The flame-retardant reinforced copolyester molding resin composition described in 1. 6 Polycarbodiimide is poly(toluylenecarbodiimide), poly(4,4'-diphenylmethanecarbodiimide), poly(3,3'-dimethyl-4,4'-biphenylmethanecarbodiimide), poly(p-phenylenecarbodiimide), poly (m-phenylenecarbodiimide), poly(3,3'-dimethyl-4,4'-diphenylmethanecarbodiimide), and mixtures thereof. Reinforced copolyester molding resin composition. 7. The flame retardant reinforced copolyester composition contains, based on its total weight, 15 to 60% by weight of reinforcing agent, 0.7 to 10% by weight of a Group Vb metal-containing compound, 30 to 80% by weight of copolyester, and 0.7 to 10% by weight of a group Vb metal-containing compound. A flame retardant reinforced copolyester molding resin composition according to claim 6, comprising 25 to 5% by weight of polycarbodiimide. 8 (a) (1) at least one alkanediol having 3 or 4 carbon atoms; (2) terephthalic acid, isophthalic acid or a dialkyl ester thereof, the alkyl group of which has 1 to 7 carbon atoms; and (3) ) Formula ▲ There are mathematical formulas, chemical formulas, tables, etc. ▼ (In the formula, X represents a bromine and/or chlorine atom.) p. A copolyester comprising a halogenated derivative of bishydroxyethyl ether of p'-isopropylidene-diphenol, the copolyester comprising p. A halogenated derivative of bishydroxyethyl ether of p'-isopropylidene diphenol was added to the copolyester composition.

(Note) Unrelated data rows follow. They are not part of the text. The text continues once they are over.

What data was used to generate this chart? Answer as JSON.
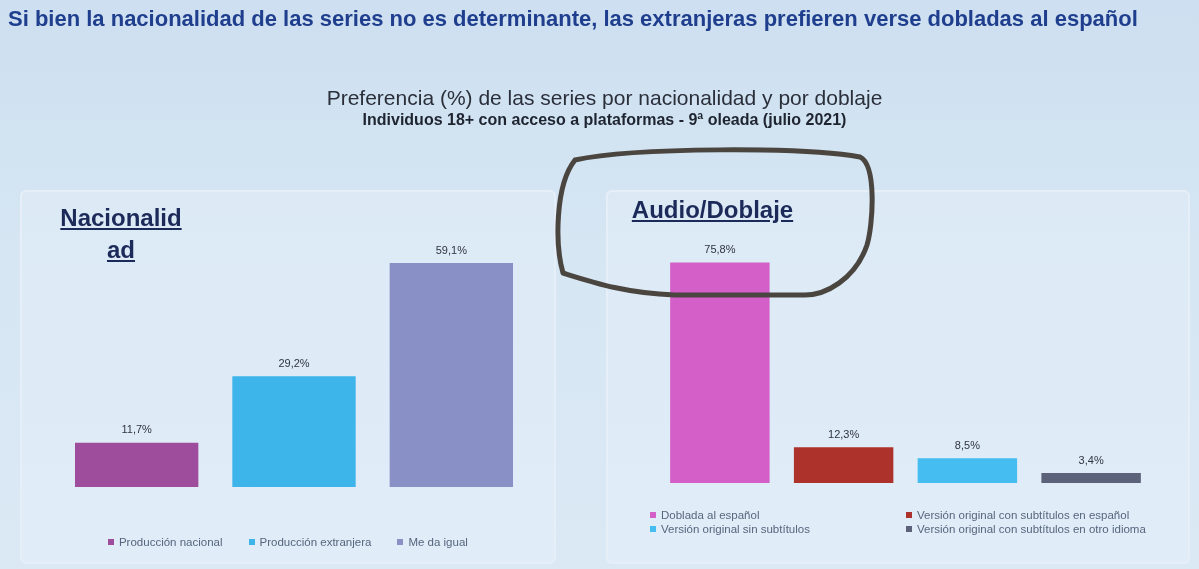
{
  "chart_data": [
    {
      "type": "other",
      "title": "Si bien la nacionalidad de las series no es determinante, las extranjeras prefieren verse dobladas al español",
      "subtitle": "Preferencia (%) de las series por nacionalidad y por doblaje",
      "annotations": [
        "Individuos 18+ con acceso a plataformas - 9ª oleada (julio 2021)"
      ]
    },
    {
      "type": "bar",
      "title": "Nacionalidad",
      "categories": [
        null,
        null,
        null
      ],
      "stacked": true,
      "series": [
        {
          "name": "Producción nacional",
          "color": "#9e4c9c",
          "values": [
            11.7,
            null,
            null
          ],
          "value_labels": [
            "11,7%",
            null,
            null
          ]
        },
        {
          "name": "Producción extranjera",
          "color": "#3db4ea",
          "values": [
            null,
            29.2,
            null
          ],
          "value_labels": [
            null,
            "29,2%",
            null
          ]
        },
        {
          "name": "Me da igual",
          "color": "#8890c6",
          "values": [
            null,
            null,
            59.1
          ],
          "value_labels": [
            null,
            null,
            "59,1%"
          ]
        }
      ],
      "legend": "bottom",
      "tick_labels": false
    },
    {
      "type": "bar",
      "title": "Audio/Doblaje",
      "categories": [
        null,
        null,
        null,
        null
      ],
      "stacked": true,
      "series": [
        {
          "name": "Doblada al español",
          "color": "#d45fc9",
          "values": [
            75.8,
            null,
            null,
            null
          ],
          "value_labels": [
            "75,8%",
            null,
            null,
            null
          ]
        },
        {
          "name": "Versión original con subtítulos en español",
          "color": "#ad322b",
          "values": [
            null,
            12.3,
            null,
            null
          ],
          "value_labels": [
            null,
            "12,3%",
            null,
            null
          ]
        },
        {
          "name": "Versión original sin subtítulos",
          "color": "#45bdf0",
          "values": [
            null,
            null,
            8.5,
            null
          ],
          "value_labels": [
            null,
            null,
            "8,5%",
            null
          ]
        },
        {
          "name": "Versión original con subtítulos en otro idioma",
          "color": "#5b6279",
          "values": [
            null,
            null,
            null,
            3.4
          ],
          "value_labels": [
            null,
            null,
            null,
            "3,4%"
          ]
        }
      ],
      "legend": "bottom",
      "tick_labels": false
    }
  ]
}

10 to 75% by weight of copolyester containing 30 to 30% by weight
and (b) a reaction product of 0.35 to 4% by weight of a polycarbodiimide selected from the group consisting of poly(toluylenecarbodiimide), poly(4,4'-diphenylmethanecarbodiimide), and mixtures thereof;
20-50% by weight of seed strengthener and at least one V
A flame-retardant reinforced copolyester molding resin composition according to claim 1, which comprises intimately admixing 2 to 7% by weight of a Group B metal-containing compound. 9 The reinforcing agent is glass fiber, the Vb group metal-containing compound is Sb_2O_3, and the copolyester is (a)1,
4-butanediol, (b) dimethyl terephthalate,
and (c) 2,2-bis[3,5-dibromo-4-(
It is a reaction product of 2-hydroxyethoxy)phenyl]propane and polycarbodiimide is poly(4.4'
-diphenylmethanecarbodiimide), the flame retardant reinforced copolyester molding resin composition according to claim 8.